Dessa última parte eu não sabia não, mas enfim, continuei observando aquela elfa se lamentando.
— Eu já perdi quase toda a minha família por causa dessa guerra…
Lágrimas vertiam dos seus olhos. Ver aquilo realmente me tocou. Caminhei em direção àquela elfa e a dei um abraço enquanto afagava os seus cabelos prateados.
— Calma, sim?
— Por favor… – Sua voz baixinha e melancólica ressou sobre os meus ouvidos. — Pense ao menos nas crianças…
— Eu sinto muito, mas eu seria apenas um peso morto…
— Eu te darei todo e qualquer suporte mágico que precisar. Ainda que não tenha poderes mágicos, tenho a certeza de que os elfos vão te apoiar! E quanto a essa habilidade humana, eu te ajudo a usá-la, mas por favor, peço que não desista.
Com ela falando desse jeito, torna-se impossível recusar. Céus Milena, esse seu coração de gelatina ainda será a sua ruína.

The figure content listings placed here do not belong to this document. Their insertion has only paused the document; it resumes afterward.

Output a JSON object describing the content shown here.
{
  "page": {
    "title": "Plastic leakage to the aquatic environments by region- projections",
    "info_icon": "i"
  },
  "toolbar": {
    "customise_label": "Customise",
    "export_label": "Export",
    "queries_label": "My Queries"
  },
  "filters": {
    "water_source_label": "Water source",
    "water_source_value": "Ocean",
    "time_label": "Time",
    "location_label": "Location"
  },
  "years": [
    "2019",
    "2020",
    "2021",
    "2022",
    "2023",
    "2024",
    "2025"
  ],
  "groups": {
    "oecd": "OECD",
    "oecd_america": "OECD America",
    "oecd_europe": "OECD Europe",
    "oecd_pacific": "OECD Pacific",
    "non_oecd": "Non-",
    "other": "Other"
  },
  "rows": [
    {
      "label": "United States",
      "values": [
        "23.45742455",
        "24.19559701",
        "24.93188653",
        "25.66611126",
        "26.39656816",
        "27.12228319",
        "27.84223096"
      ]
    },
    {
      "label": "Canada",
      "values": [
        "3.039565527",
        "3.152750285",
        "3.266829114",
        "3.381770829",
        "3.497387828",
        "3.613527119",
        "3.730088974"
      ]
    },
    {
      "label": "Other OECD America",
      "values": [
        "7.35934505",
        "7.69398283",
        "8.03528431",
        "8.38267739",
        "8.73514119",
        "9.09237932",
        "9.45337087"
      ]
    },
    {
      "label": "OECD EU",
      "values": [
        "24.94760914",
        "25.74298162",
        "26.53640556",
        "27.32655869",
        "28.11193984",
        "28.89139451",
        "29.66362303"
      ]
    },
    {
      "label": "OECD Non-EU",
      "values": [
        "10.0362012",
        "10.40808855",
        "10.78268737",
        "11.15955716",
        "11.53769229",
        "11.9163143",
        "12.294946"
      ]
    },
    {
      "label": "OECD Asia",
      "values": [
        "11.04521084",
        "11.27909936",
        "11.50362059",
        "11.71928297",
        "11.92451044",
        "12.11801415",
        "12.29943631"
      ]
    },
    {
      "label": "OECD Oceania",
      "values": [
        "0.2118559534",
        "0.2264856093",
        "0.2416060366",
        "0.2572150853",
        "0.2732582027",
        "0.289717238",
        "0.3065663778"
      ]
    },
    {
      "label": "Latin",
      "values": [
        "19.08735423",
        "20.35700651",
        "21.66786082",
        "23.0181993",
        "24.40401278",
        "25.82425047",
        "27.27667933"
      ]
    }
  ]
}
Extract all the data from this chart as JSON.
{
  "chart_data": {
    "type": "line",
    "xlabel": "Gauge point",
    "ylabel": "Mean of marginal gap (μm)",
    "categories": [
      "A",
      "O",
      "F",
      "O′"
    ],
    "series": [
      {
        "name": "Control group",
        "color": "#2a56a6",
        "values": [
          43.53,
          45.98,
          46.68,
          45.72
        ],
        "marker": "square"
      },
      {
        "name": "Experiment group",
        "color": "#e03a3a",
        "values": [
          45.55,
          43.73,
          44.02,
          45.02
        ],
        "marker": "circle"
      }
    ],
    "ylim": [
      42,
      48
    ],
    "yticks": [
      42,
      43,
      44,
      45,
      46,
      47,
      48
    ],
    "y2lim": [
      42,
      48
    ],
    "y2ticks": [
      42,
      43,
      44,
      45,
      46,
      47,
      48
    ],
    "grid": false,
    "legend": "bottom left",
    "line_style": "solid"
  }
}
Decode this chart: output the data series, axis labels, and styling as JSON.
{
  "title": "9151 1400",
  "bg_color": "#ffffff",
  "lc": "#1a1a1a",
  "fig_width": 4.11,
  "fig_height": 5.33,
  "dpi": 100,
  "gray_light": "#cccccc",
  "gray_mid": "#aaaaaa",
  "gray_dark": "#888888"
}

— Tudo bem, Handgrich. — Continuei afagando seus cabelos enquanto observava as nuvens do céu. — Eu, Milena, aceito me tornar a sétima guerreira e juro lutar pela nação dos elfos, mesmo que custe a minha vida.
“Eu vou me arrepender de ter dito isso!
Eu vou me arrepender!
Mesmo a frase tendo soado legal, eu vou me arrepender!”
— Obrigada… Obrigada… Obrigada!
Uma chuva de agradecementos ressoou pelos os meus ouvidos por um bom tempo.
Parece que é isso mesmo, eu, Milena Naroelle, oficialmente assumi o papel de sétima guerreira.
“Eu realmente vou me arrepender disso.”